Traffic signals are an important means of traffic control. When used properly (and where warranted) they can help improve safety, move more cars, and make it easier to cross the street. The number of crashes at an intersection (particularly rear-end crashes) typically increases when traffic signals are installed. This is often due to an increase in vehicles and pedestrians traveling through the intersection after the signal is installed. If the street is relatively narrow and traffic on the cross-street is moderate to low, the signal can result in more pedestrian delay while waiting for the WALK signal. Additionally, some pedestrians may cross against the light and some motorists may run the light, both resulting in more crashes.

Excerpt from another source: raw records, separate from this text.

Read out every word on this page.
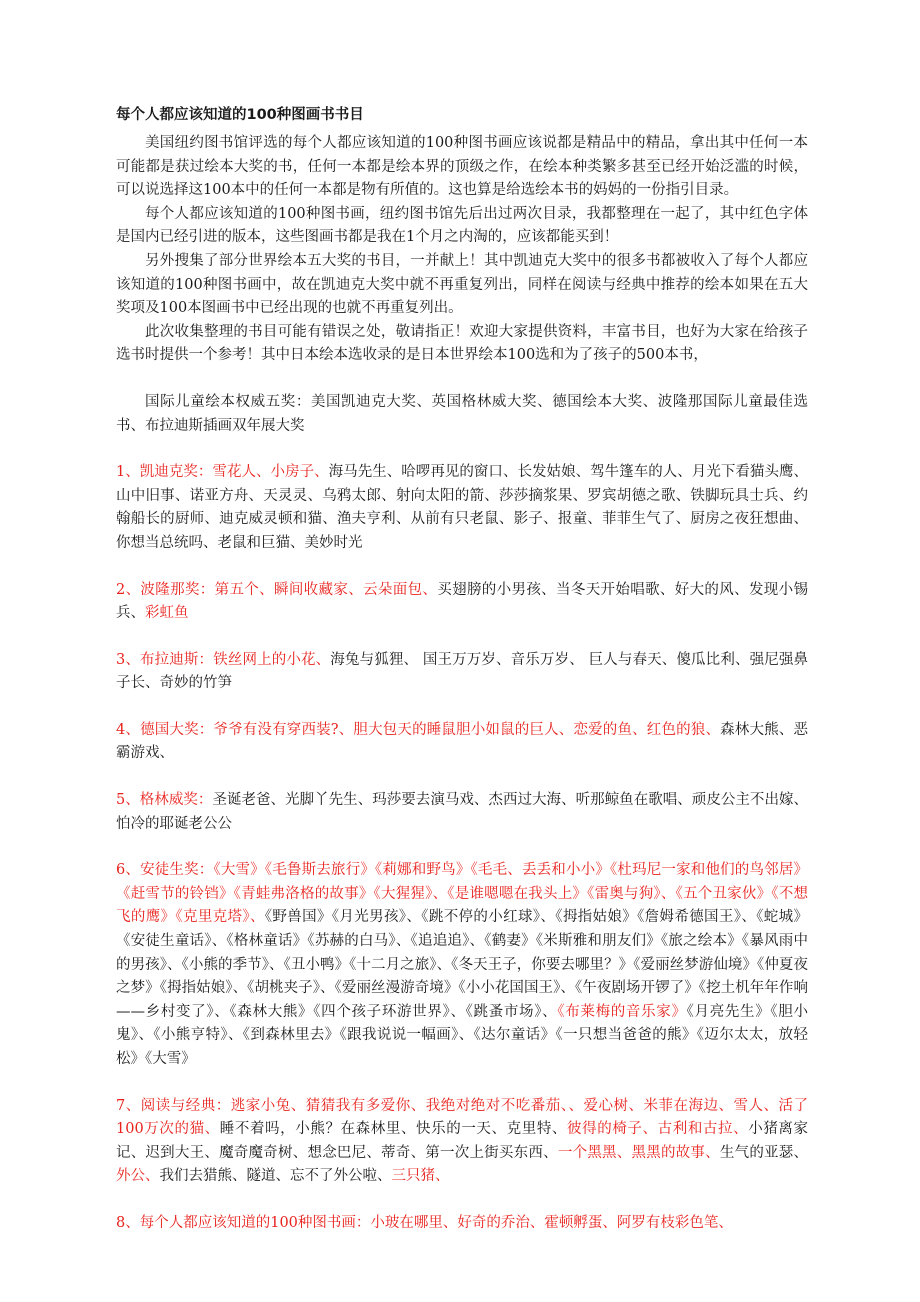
每个人都应该知道的100种图画书书目

美国纽约图书馆评选的每个人都应该知道的100种图书画应该说都是精品中的精品，拿出其中任何一本可能都是获过绘本大奖的书，任何一本都是绘本界的顶级之作，在绘本种类繁多甚至已经开始泛滥的时候，可以说选择这100本中的任何一本都是物有所值的。这也算是给选绘本书的妈妈的一份指引目录。

每个人都应该知道的100种图书画，纽约图书馆先后出过两次目录，我都整理在一起了，其中红色字体是国内已经引进的版本，这些图画书都是我在1个月之内淘的，应该都能买到！

另外搜集了部分世界绘本五大奖的书目，一并献上！其中凯迪克大奖中的很多书都被收入了每个人都应该知道的100种图书画中，故在凯迪克大奖中就不再重复列出，同样在阅读与经典中推荐的绘本如果在五大奖项及100本图画书中已经出现的也就不再重复列出。

此次收集整理的书目可能有错误之处，敬请指正！欢迎大家提供资料，丰富书目，也好为大家在给孩子选书时提供一个参考！其中日本绘本选收录的是日本世界绘本100选和为了孩子的500本书，

国际儿童绘本权威五奖：美国凯迪克大奖、英国格林威大奖、德国绘本大奖、波隆那国际儿童最佳选书、布拉迪斯插画双年展大奖

1、凯迪克奖：雪花人、小房子、海马先生、哈啰再见的窗口、长发姑娘、驾牛篷车的人、月光下看猫头鹰、山中旧事、诺亚方舟、天灵灵、乌鸦太郎、射向太阳的箭、莎莎摘浆果、罗宾胡德之歌、铁脚玩具士兵、约翰船长的厨师、迪克威灵顿和猫、渔夫亨利、从前有只老鼠、影子、报童、菲菲生气了、厨房之夜狂想曲、你想当总统吗、老鼠和巨猫、美妙时光

2、波隆那奖：第五个、瞬间收藏家、云朵面包、买翅膀的小男孩、当冬天开始唱歌、好大的风、发现小锡兵、彩虹鱼

3、布拉迪斯：铁丝网上的小花、海兔与狐狸、 国王万万岁、音乐万岁、 巨人与春天、傻瓜比利、强尼强鼻子长、奇妙的竹笋

4、德国大奖：爷爷有没有穿西装?、胆大包天的睡鼠胆小如鼠的巨人、恋爱的鱼、红色的狼、森林大熊、恶霸游戏、

5、格林威奖：圣诞老爸、光脚丫先生、玛莎要去演马戏、杰西过大海、听那鲸鱼在歌唱、顽皮公主不出嫁、怕冷的耶诞老公公

6、安徒生奖：《大雪》《毛鲁斯去旅行》《莉娜和野鸟》《毛毛、丢丢和小小》《杜玛尼一家和他们的鸟邻居》《赶雪节的铃铛》《青蛙弗洛格的故事》《大猩猩》、《是谁嗯嗯在我头上》《雷奥与狗》、《五个丑家伙》《不想飞的鹰》《克里克塔》、《野兽国》《月光男孩》、《跳不停的小红球》、《拇指姑娘》《詹姆希德国王》、《蛇城》《安徒生童话》、《格林童话》《苏赫的白马》、《追追追》、《鹤妻》《米斯雅和朋友们》《旅之绘本》《暴风雨中的男孩》、《小熊的季节》、《丑小鸭》《十二月之旅》、《冬天王子，你要去哪里？》《爱丽丝梦游仙境》《仲夏夜之梦》《拇指姑娘》、《胡桃夹子》、《爱丽丝漫游奇境》《小小花国国王》、《午夜剧场开锣了》《挖土机年年作响——乡村变了》、《森林大熊》《四个孩子环游世界》、《跳蚤市场》、《布莱梅的音乐家》《月亮先生》《胆小鬼》、《小熊亨特》、《到森林里去》《跟我说说一幅画》、《达尔童话》《一只想当爸爸的熊》《迈尔太太，放轻松》《大雪》

7、阅读与经典：逃家小兔、猜猜我有多爱你、我绝对绝对不吃番茄、、爱心树、米菲在海边、雪人、活了100万次的猫、睡不着吗，小熊？在森林里、快乐的一天、克里特、彼得的椅子、古利和古拉、小猪离家记、迟到大王、魔奇魔奇树、想念巴尼、蒂奇、第一次上街买东西、一个黑黑、黑黑的故事、生气的亚瑟、外公、我们去猎熊、隧道、忘不了外公啦、三只猪、

8、每个人都应该知道的100种图书画：小玻在哪里、好奇的乔治、霍顿孵蛋、阿罗有枝彩色笔、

Other potential pedestrian crashes may result from right-turn on green or left-turn on green vehicles (when motorists are supposed to yield to a pedestrian in the crosswalk). Improperly placed traffic signals can result in an even higher numbers of crashes, create more traffic congestion and air quality problems, and waste fuel. Traffic signals are expensive to build (costing $100,000 or more to build), operate, and maintain. However, where warranted, traffic signals (with pedestrian signals) can benefit pedestrians in certain situations.

The Manual on Uniform Traffic Control Devices (MUTCD), published by the Federal Highway Administration, provides conditions when the advantages of a traffic signal may outweigh its disadvantages. There are two warrants that specifically or partially apply to pedestrians; the Pedestrian Volume Warrant, and the School Crossing Warrant. In addition, the Crash Experience Warrant may include pedestrian considerations. Satisfying a warrant of a traffic signal shall not in itself require the installation of a traffic signal. An important consideration in the use of a traffic signal is spacing. When signalized locations are too close together, they could create more congestion, and may create gridlock conditions. In the core of a downtown area, it may be common to have traffic signals spaced one block apart, and traffic progression may be maintained by having one-way streets. In outlying areas, traffic signals should generally be spaced further apart. Because of the high cost of traffic signals and possible negative safety implications, it may be best to evaluate other measures in lieu of a signal, including raised median islands, reducing the number of lanes, improved lighting, improved warning signs or pavement markings. In some cases, it may be wise to divert pedestrians to a nearby traffic signal or consider a grade-separated crossing.